Iain Sinclair talks at length and with great authority of the history of London and his own involvement with it, how he cut the grass in London churchyards in the 70s, has walked the city for hours, admiring ‘old London, no London, the liminal landscape of the city’, once witnessing an elderly man’s clumsy attempt at a suicide. His passionate love for ‘London’s sacred geometry’ is inspiring. Then he makes us all laugh with a marvellous one-liner in one of his poems: ‘poet is another way of saying Irish.’

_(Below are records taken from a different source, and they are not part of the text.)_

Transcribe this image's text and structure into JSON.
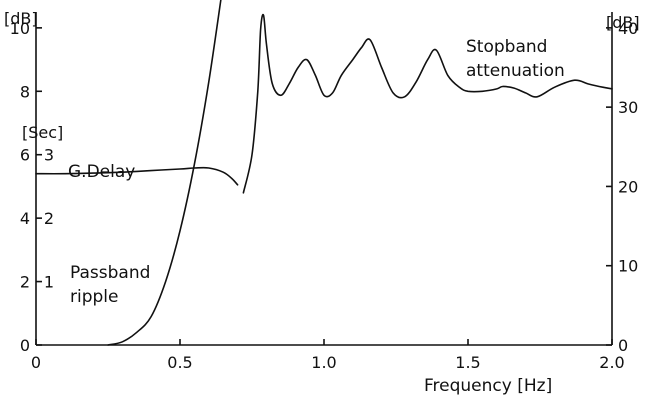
{
  "chart_data": {
    "type": "line",
    "xlabel": "Frequency [Hz]",
    "x_ticks": [
      "0",
      "0.5",
      "1.0",
      "1.5",
      "2.0"
    ],
    "xlim": [
      0,
      2.0
    ],
    "left_axis": {
      "unit": "[dB]",
      "ylim": [
        0,
        10.5
      ],
      "ticks": [
        "0",
        "2",
        "4",
        "6",
        "8",
        "10"
      ]
    },
    "delay_axis": {
      "unit": "[Sec]",
      "ticks": [
        "1",
        "2",
        "3"
      ],
      "dB_equivalent": [
        2,
        4,
        6
      ]
    },
    "right_axis": {
      "unit": "[dB]",
      "ylim": [
        0,
        42
      ],
      "ticks": [
        "0",
        "10",
        "20",
        "30",
        "40"
      ]
    },
    "annotations": {
      "group_delay": "G.Delay",
      "passband_line1": "Passband",
      "passband_line2": "ripple",
      "stopband_line1": "Stopband",
      "stopband_line2": "attenuation"
    },
    "series": [
      {
        "axis": "left",
        "x": [
          0.25,
          0.3,
          0.35,
          0.4,
          0.45,
          0.5,
          0.55,
          0.6,
          0.65
        ],
        "y": [
          0.0,
          0.1,
          0.4,
          0.9,
          2.0,
          3.6,
          5.7,
          8.3,
          11.4
        ]
      },
      {
        "axis": "left",
        "x": [
          0.0,
          0.1,
          0.2,
          0.3,
          0.4,
          0.5,
          0.55,
          0.6,
          0.65,
          0.68,
          0.7
        ],
        "y": [
          5.4,
          5.4,
          5.42,
          5.45,
          5.5,
          5.55,
          5.58,
          5.58,
          5.45,
          5.25,
          5.05
        ]
      },
      {
        "axis": "right",
        "x": [
          0.72,
          0.75,
          0.77,
          0.78,
          0.79,
          0.8,
          0.82,
          0.85,
          0.88,
          0.91,
          0.94,
          0.97,
          1.0,
          1.03,
          1.06,
          1.1,
          1.13,
          1.16,
          1.2,
          1.24,
          1.28,
          1.32,
          1.36,
          1.39,
          1.43,
          1.47,
          1.5,
          1.55,
          1.6,
          1.62,
          1.66,
          1.7,
          1.74,
          1.8,
          1.87,
          1.92,
          1.97,
          2.0
        ],
        "y": [
          19.2,
          24.0,
          32.0,
          39.8,
          41.6,
          38.0,
          33.0,
          31.5,
          33.0,
          35.0,
          36.0,
          34.0,
          31.5,
          31.8,
          34.0,
          36.0,
          37.5,
          38.5,
          35.0,
          31.8,
          31.3,
          33.2,
          36.0,
          37.2,
          34.0,
          32.5,
          32.0,
          32.0,
          32.3,
          32.6,
          32.4,
          31.8,
          31.3,
          32.5,
          33.4,
          32.9,
          32.5,
          32.3
        ]
      }
    ]
  }
}
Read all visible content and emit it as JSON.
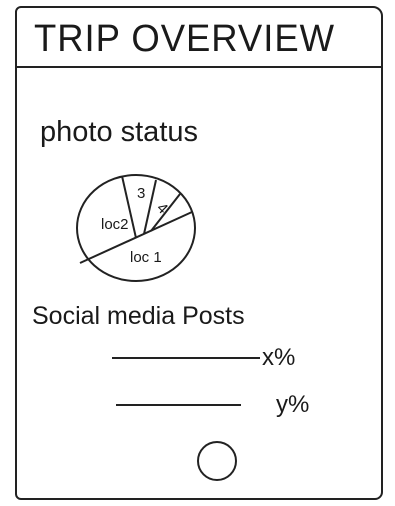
{
  "app": {
    "title": "TRIP OVERVIEW"
  },
  "photo_status": {
    "label": "photo status",
    "slices": [
      {
        "label": "loc 1"
      },
      {
        "label": "loc2"
      },
      {
        "label": "3"
      },
      {
        "label": "4"
      }
    ]
  },
  "social": {
    "label": "Social media Posts",
    "rows": [
      {
        "value": "x%"
      },
      {
        "value": "y%"
      }
    ]
  },
  "device": {
    "home_button_icon": "home-button-icon"
  },
  "colors": {
    "ink": "#222222",
    "paper": "#ffffff"
  }
}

Three poets with very different voices and visions of London. One superb event. And a newly refurbished Poetry Library waiting to be visited and enjoyed at the South Bank Centre.

2 comments:

apprentice said...

Thank you for the entertaining review. I must look out for ian Sinclair he sounds my kind of man

Jane Holland said...

Thanks for that. I was really annoyed last night - after posting this on Raw Light, I had to dash off to make supper. I then spotted a couple of mistakes that needed correcting and tried to connect to the server ... to no avail! It had gone down and was out all night.

After various phone calls, I finally managed to connect to the internet about half an hour ago - a day later! So I apologise for any betises in the piece, but I was simply unable to access the net to correct them.

I'm so flustered too ... nearly everything has been packed, ready for me to move house soon, and I'm weaving my way through boxes in every room. And noticing all the fiddly little jobs that have to be done before we go. Nightmare!